Он кивнул, сорвал травинку, пожевал ее.
— Вот это я и имел в виду. Теперь ты действительно все увидела. Картины или слова способны кое-что высветить. Но однажды и они заслоняются от тебя. Словно кто надел поверх них невидимый колпак, через который никакой свет не проникает.
Становилось жарко. Пахло застарелым потом от его рубашки, он расстегнул ее, а она снова быстро взглянула на него краешком глаза. На коленку ей села муха, быстро пробежала вниз по голени и исчезла во вспоротой щуке, жабры которой еще немного двигались. Де Лоо провел травинкой по другой ее ноге, снизу вверх. Она, смеясь, ударила его.
— Какой ты тощий… Подожди, мне надо принять душ.
Она встала, но он крепко схватил ее за лодыжку и смотрел из-под ее грудей ей в глаза. Она явно насмешливо оглядела его джинсы и то, что обозначилось в них.
— Иди сюда, — сказал он. — Ты даже еще не вспотела как следует…

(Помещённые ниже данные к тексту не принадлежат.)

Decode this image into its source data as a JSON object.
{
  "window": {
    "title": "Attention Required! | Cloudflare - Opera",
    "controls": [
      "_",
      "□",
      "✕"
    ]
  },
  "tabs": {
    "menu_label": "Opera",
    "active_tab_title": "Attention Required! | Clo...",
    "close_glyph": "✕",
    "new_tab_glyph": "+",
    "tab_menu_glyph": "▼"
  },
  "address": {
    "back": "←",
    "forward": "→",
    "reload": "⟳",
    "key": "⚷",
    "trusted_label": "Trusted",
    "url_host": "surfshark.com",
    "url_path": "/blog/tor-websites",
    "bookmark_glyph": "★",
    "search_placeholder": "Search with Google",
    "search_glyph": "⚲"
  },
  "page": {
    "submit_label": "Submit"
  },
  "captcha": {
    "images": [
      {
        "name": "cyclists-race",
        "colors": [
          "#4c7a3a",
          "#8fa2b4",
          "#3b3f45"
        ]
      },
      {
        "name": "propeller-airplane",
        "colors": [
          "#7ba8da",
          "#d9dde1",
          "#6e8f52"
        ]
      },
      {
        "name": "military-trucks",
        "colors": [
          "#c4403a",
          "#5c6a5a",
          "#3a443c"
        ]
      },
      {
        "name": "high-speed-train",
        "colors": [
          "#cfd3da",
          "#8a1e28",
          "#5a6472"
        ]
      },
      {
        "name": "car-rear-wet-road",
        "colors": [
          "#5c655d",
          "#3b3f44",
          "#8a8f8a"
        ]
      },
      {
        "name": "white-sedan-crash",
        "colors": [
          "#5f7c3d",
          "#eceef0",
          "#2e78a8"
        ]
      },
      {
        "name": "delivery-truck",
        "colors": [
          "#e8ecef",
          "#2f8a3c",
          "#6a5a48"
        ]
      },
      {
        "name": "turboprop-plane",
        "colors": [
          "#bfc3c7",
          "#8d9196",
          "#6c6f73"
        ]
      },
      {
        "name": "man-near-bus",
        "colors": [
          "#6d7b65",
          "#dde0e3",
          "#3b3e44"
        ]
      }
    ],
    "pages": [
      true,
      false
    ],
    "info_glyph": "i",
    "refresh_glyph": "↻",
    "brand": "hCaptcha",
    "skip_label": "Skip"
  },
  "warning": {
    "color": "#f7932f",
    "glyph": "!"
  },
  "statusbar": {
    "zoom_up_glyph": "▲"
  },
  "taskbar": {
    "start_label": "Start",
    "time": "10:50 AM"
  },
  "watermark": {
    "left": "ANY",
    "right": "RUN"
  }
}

Муха вылезла промеж зубов, когда она наклонилась и схватила щуку за хвостовой плавник.
— Оставь, Симон. Я не могу с тобой здесь этим заниматься. У травы тысяча глаз. Да и Марек где-то рядом. Поляки, знаешь, жуткие католики.
— Ну давай переплывем на тот берег, укроемся в лесу.
Она перекинула щуку через плечо. «Мне надо принять душ». И стала медленно подниматься по луговине к дому. Тень от огромной рыбины падала ей на спину, и глаз, все еще не потухший, сверкал на солнце. Немного крови или, может, розовой сукровицы стекало по ее телу вниз, капало ей на попку.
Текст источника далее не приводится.